Cathy Immelen: Ce que les gens ont vu, ce n'est pas l'interview, mais ce qui se passe avant. Elle tournait Nine de Rob Marshall à l'époque, une comédie musicale pour laquelle elle devait beaucoup se donner physiquement. Je pense qu'elle était épuisée, je me souviens que son garde du corps a quasiment dû la porter pour qu'elle s'asseye. Elle était dans son film et on a dû nous la 'sortir' pour faire des interviews pour un autre film. Je l'ai réinterviewée depuis et elle a été charmante, je pense donc que c'était juste le mauvais jour.
GUIDO: Ton métier t'emmène aussi chaque année à Cannes pour son Festival. Est-ce vraiment aussi glamour qu'on se l'imagine?

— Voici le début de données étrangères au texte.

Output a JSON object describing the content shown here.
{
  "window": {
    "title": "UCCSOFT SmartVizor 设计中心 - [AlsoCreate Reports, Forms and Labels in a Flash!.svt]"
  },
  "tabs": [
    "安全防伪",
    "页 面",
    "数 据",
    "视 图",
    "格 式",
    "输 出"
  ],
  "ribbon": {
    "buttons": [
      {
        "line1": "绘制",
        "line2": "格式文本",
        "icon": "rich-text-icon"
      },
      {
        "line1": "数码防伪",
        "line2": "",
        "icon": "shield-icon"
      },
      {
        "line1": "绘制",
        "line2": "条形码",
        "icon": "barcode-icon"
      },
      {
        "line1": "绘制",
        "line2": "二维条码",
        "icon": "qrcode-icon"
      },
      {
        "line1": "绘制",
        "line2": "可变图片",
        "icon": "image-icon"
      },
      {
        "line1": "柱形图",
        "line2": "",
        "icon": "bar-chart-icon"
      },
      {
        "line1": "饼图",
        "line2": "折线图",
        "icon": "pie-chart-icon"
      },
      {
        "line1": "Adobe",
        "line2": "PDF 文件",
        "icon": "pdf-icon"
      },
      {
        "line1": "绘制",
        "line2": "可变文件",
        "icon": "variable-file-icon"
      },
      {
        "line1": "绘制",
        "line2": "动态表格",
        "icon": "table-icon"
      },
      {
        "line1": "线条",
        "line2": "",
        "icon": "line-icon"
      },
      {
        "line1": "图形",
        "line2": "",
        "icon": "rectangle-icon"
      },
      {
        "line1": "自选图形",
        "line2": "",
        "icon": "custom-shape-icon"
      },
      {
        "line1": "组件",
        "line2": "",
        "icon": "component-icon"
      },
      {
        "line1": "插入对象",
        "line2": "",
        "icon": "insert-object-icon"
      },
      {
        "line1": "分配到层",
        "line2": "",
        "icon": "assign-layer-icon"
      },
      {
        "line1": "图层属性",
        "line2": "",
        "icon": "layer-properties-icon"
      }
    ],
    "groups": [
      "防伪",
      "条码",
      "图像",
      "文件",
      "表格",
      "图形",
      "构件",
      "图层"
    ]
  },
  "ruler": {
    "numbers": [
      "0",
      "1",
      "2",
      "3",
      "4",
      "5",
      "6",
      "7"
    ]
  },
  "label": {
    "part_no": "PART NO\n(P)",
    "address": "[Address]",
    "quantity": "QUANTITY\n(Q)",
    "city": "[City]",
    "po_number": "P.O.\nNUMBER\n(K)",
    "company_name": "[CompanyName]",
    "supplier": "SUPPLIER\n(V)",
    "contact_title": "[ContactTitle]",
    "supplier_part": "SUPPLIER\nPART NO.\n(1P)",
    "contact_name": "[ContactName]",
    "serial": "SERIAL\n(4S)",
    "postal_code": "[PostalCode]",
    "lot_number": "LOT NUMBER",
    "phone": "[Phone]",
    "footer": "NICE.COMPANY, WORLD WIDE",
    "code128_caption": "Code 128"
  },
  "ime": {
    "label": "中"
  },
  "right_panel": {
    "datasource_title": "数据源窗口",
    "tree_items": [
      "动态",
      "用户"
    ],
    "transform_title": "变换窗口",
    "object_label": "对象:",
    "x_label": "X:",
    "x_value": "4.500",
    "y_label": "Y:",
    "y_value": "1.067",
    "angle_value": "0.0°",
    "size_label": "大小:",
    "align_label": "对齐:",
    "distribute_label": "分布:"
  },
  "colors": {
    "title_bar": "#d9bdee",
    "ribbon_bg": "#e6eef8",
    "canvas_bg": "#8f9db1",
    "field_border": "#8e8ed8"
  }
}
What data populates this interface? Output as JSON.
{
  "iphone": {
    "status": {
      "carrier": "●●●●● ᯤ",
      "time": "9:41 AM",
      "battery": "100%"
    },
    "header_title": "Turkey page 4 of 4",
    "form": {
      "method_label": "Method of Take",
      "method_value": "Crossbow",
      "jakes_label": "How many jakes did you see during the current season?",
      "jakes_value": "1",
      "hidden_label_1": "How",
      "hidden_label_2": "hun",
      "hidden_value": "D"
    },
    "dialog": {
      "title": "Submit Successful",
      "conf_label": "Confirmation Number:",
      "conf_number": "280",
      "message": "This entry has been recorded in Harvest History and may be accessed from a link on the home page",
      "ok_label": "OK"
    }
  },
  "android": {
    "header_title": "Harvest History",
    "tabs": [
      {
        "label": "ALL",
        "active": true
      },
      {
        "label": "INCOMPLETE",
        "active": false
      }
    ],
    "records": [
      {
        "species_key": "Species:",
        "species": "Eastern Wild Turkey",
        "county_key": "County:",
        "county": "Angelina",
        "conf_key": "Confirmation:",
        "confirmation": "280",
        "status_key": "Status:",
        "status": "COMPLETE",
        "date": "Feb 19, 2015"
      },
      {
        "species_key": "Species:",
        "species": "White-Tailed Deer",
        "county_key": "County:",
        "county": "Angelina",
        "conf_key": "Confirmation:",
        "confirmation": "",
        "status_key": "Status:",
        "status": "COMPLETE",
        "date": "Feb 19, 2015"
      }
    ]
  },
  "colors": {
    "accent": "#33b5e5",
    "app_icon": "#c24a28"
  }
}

Cathy Immelen: Pour les journalistes, le Festival de Cannes est tout sauf glamour. Tous les jours à huit heures, on est au cinéma et on finit de bosser à onze heures, minuit. Entre les deux, c'est la course non-stop. On ne mange pas, on ne se repose pas, il faut courir d'un bout à l'autre de la Croisette, voir des films, faire des interviews, écrire des papiers, faire du montage, aller aux conférences de presse, … Donc, je ne vais pas à une seule soirée. La première année, je l'ai fait et je suis rentrée à trois heures du matin. Quand tu vois ta tête le lendemain devant un film de Lars von Trier auquel tu ne comprends rien, c'est très douloureux. Même niveau fringues, les gens pensent que je dois porter des belles robes alors que je suis en baskets et en vêtements hyper faciles toute la journée. Plus les jours avancent, plus je suis crevée et moins je fais attention à moi. À la fin, c'est limite si je n'y vais pas en training! C'est un marathon extrêmement épuisant.